In February 1933, Plant, along with three fellow alumni of Xavier College, Leslie "Chuck" Fleetwood-Smith, Leo O'Brien & Stuart King represented Victoria vs South Australia in a Sheffield Shield match.

An all-rounder, Plant's batting peaked in the 1935–36 season when he made 395 runs at 39.50, including three of his four first-class half centuries. He put on a couple of notable performances early in the summer, starting with an innings of 64 against the Marylebone Cricket Club, who were touring Australia once more. Aside from reaching his then highest first-class score he also chipped in with a couple of wickets. His other memorable effort came against New South Wales at the MCG, where he scored 76 in his first innings and followed it up by having a hand in six dismissals when it was their opponent's turn to bat, two of them wickets and the other four catches.

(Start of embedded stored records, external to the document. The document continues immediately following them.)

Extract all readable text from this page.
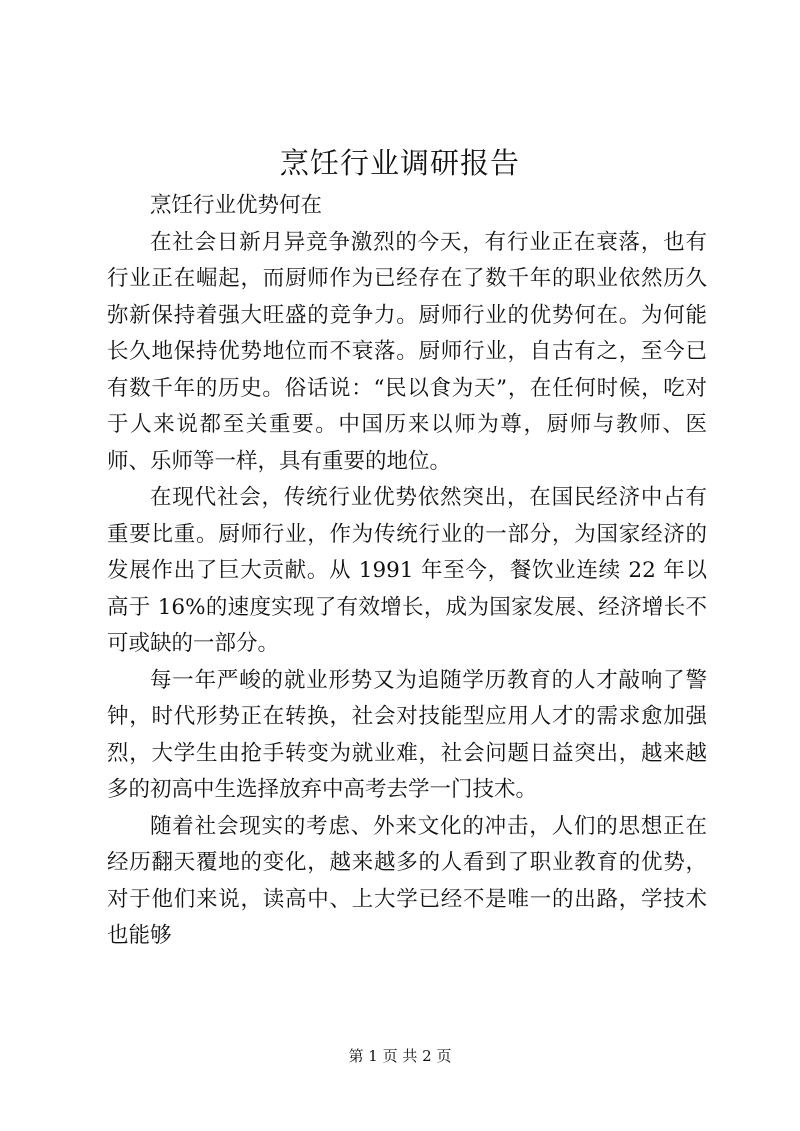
烹饪行业调研报告

烹饪行业优势何在

在社会日新月异竞争激烈的今天，有行业正在衰落，也有行业正在崛起，而厨师作为已经存在了数千年的职业依然历久弥新保持着强大旺盛的竞争力。厨师行业的优势何在。为何能长久地保持优势地位而不衰落。厨师行业，自古有之，至今已有数千年的历史。俗话说：“民以食为天”，在任何时候，吃对于人来说都至关重要。中国历来以师为尊，厨师与教师、医师、乐师等一样，具有重要的地位。

在现代社会，传统行业优势依然突出，在国民经济中占有重要比重。厨师行业，作为传统行业的一部分，为国家经济的发展作出了巨大贡献。从 1991 年至今，餐饮业连续 22 年以高于 16%的速度实现了有效增长，成为国家发展、经济增长不可或缺的一部分。

每一年严峻的就业形势又为追随学历教育的人才敲响了警钟，时代形势正在转换，社会对技能型应用人才的需求愈加强烈，大学生由抢手转变为就业难，社会问题日益突出，越来越多的初高中生选择放弃中高考去学一门技术。

随着社会现实的考虑、外来文化的冲击，人们的思想正在经历翻天覆地的变化，越来越多的人看到了职业教育的优势，对于他们来说，读高中、上大学已经不是唯一的出路，学技术也能够

第 1 页 共 2 页
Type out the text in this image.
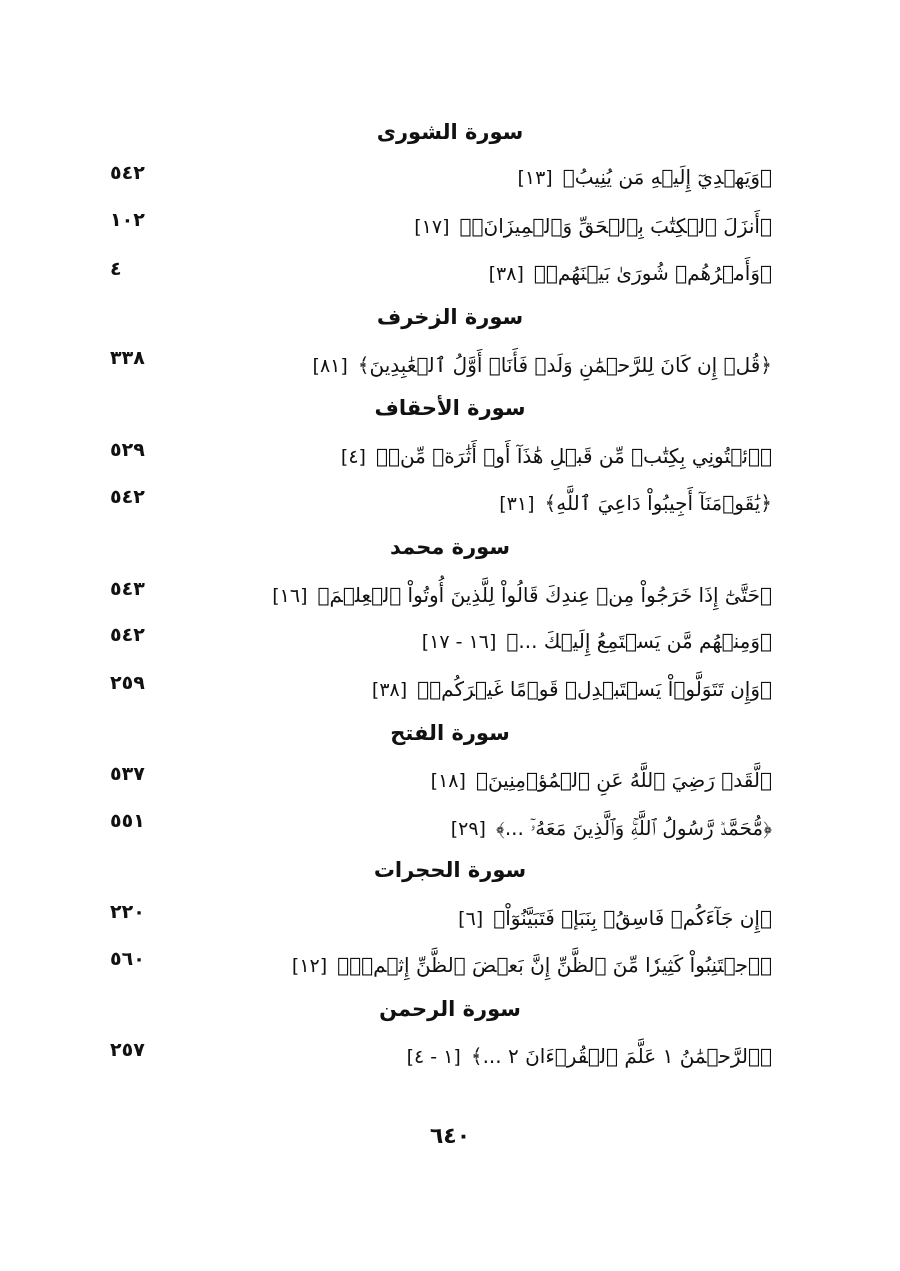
سورة الشورى
﴿وَيَهۡدِيٓ إِلَيۡهِ مَن يُنِيبُ﴾[١٣]
٥٤٢
﴿أَنزَلَ ٱلۡكِتَٰبَ بِٱلۡحَقِّ وَٱلۡمِيزَانَۗ﴾[١٧]
١٠٢
﴿وَأَمۡرُهُمۡ شُورَىٰ بَيۡنَهُمۡ﴾[٣٨]
٤
سورة الزخرف
﴿قُلۡ إِن كَانَ لِلرَّحۡمَٰنِ وَلَدٞ فَأَنَا۠ أَوَّلُ ٱلۡعَٰبِدِينَ﴾[٨١]
٣٣٨
سورة الأحقاف
﴿ٱئۡتُونِي بِكِتَٰبٖ مِّن قَبۡلِ هَٰذَآ أَوۡ أَثَٰرَةٖ مِّنۡ﴾[٤]
٥٢٩
﴿يَٰقَوۡمَنَآ أَجِيبُواْ دَاعِيَ ٱللَّهِ﴾[٣١]
٥٤٢
سورة محمد
﴿حَتَّىٰٓ إِذَا خَرَجُواْ مِنۡ عِندِكَ قَالُواْ لِلَّذِينَ أُوتُواْ ٱلۡعِلۡمَ﴾[١٦]
٥٤٣
﴿وَمِنۡهُم مَّن يَسۡتَمِعُ إِلَيۡكَ ...﴾[١٦ - ١٧]
٥٤٢
﴿وَإِن تَتَوَلَّوۡاْ يَسۡتَبۡدِلۡ قَوۡمًا غَيۡرَكُمۡ﴾[٣٨]
٢٥٩
سورة الفتح
﴿لَّقَدۡ رَضِيَ ٱللَّهُ عَنِ ٱلۡمُؤۡمِنِينَ﴾[١٨]
٥٣٧
﴿مُّحَمَّدٞ رَّسُولُ ٱللَّهِۚ وَٱلَّذِينَ مَعَهُۥٓ ...﴾[٢٩]
٥٥١
سورة الحجرات
﴿إِن جَآءَكُمۡ فَاسِقُۢ بِنَبَإٖ فَتَبَيَّنُوٓاْ﴾[٦]
٢٢٠
﴿ٱجۡتَنِبُواْ كَثِيرٗا مِّنَ ٱلظَّنِّ إِنَّ بَعۡضَ ٱلظَّنِّ إِثۡمٞۖ﴾[١٢]
٥٦٠
سورة الرحمن
﴿ٱلرَّحۡمَٰنُ ١ عَلَّمَ ٱلۡقُرۡءَانَ ٢ ...﴾[١ - ٤]
٢٥٧
٦٤٠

In 1936–37, his final season, Plant was a member of Victoria's Sheffield Shield winning team, having taken part in three matches during their campaign. Plant continued as captain and coach at Fitzroy and was a mentor for the young Neil Harvey. After retiring from Fitzroy Plant was appointed coach of South Melbourne and was influential in Ian Redpath's early development as a batsman. He also returned to coach the Xavier College Cricket team during the 1960s.